The competition squares are a perch in size, this is an area 6.25 yards square, as near as dammit to 25sq.m. It is a peculiar, quintessentially Thomas Hardy, sort of measure until you reflect that it is 160th of an acre. If an ace scyther can knock their perch in 2 minutes, that suggests that an acre could be done 2hr40mins.  Four acres on a long Summer's day?  With time for copious draughts of rough cider?

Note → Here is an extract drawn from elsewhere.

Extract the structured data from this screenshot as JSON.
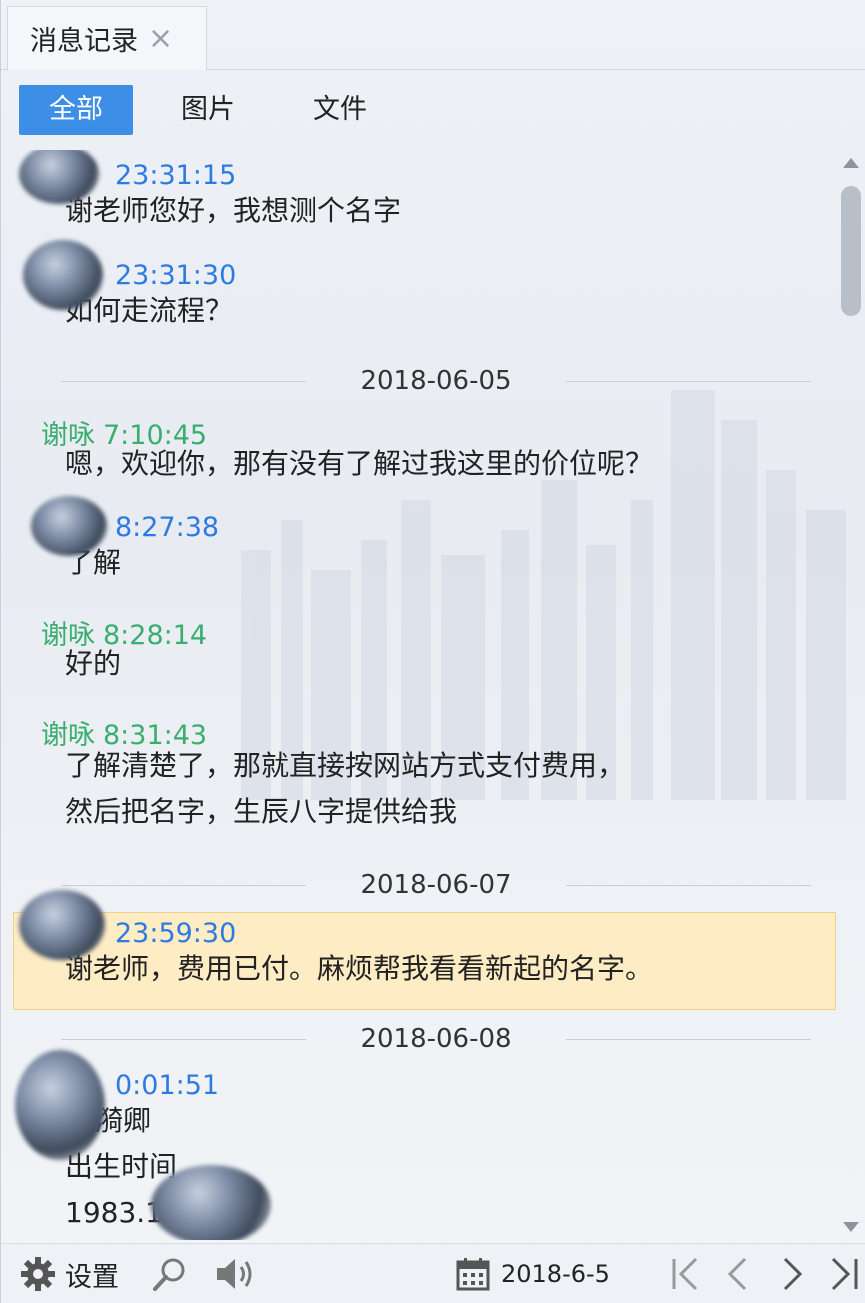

One issue which is exercising the scythers is how to weight speed and quality when assessing one mower against another.  I can lick through my square and leave half the grass for the rabbits while Simon Damant or Andi Rickard will win almost all the grass as hay against a hard winter. This is a problem that an evolutionary biologist can relate to.  There is no such thing as perfection in the natural world; there is only good enough to survive and reproduce. In mowing you don't need to obsessively cut every daisy but you want to save as much hay as possible between showers.  It turns out <data alert!> that there is no correlation [L scatterplot with correlation coefficient r=0.08 =~0] between quality and speed among the 24 [two dozen] finalists.  Now we all agree that time is of the essence in the uncertain English climate but quality needs to be sensibly factored in; so how about:
score=speed *10/quality
If you achieve perfick quality then your speed would be the result whereas if your quality is 5, your resulting time is 2x your actual time. There is a smaller penalty if your quality is damned good. If you want an existential discussion on Quality try Zen and the Art of Motorcycle Maintenance.  On that basis, here are the results:

Name Time Quality Score
Simon Damant 1.3 8 1.7
Ded Kalaj 1.3 6.5 2.0
Andi Ricard 1.8 7.5 2.4
Andy Coleman 1.7 6.5 2.6
Kevin Austin 2.0 7 2.9
George Montague 1.3 4.5 2.9
Richard Brown 2.9 8.5 3.5
Fergus Waters 3.0 7 4.2
Phil Batten 3.5 8 4.4
Mark Allery 2.2 5 4.4
Dan Britain 3.8 8 4.7
Chris Riley 5.2 8.5 6.2
Matthew Mugatroy 3.9 6 6.5
Nigel Adams 4.7 7 6.7
Jeremy Weis 4.1 6 6.8
Terry Stamping 3.4 5 6.8
John Fenn 4.9 6.5 7.6
Charlie Quinnell 6.6 7.5 8.8
Beth Tilston 7.5 8.5 8.9
Fergus Day 5.4 6 9.0
Anthony Waters 7.2 5 14.4
Olga Damant 15.1 9 16.7
John Adams 11.5 5.5 20.8
Mary Ellis 10.1 4.5 22.4

The scythers on the ground in Muchelney preferred to deal with the speed vs quality issue with a clapometer, and "The judges awarded places (as above) on speed but also taking quality into account".  My ordering is slightly different - Rickard pips Coleman for example - but everyone knows how my results were calculated.  If anyone wants to come down and help mow our Home Field in early July, there will be cider!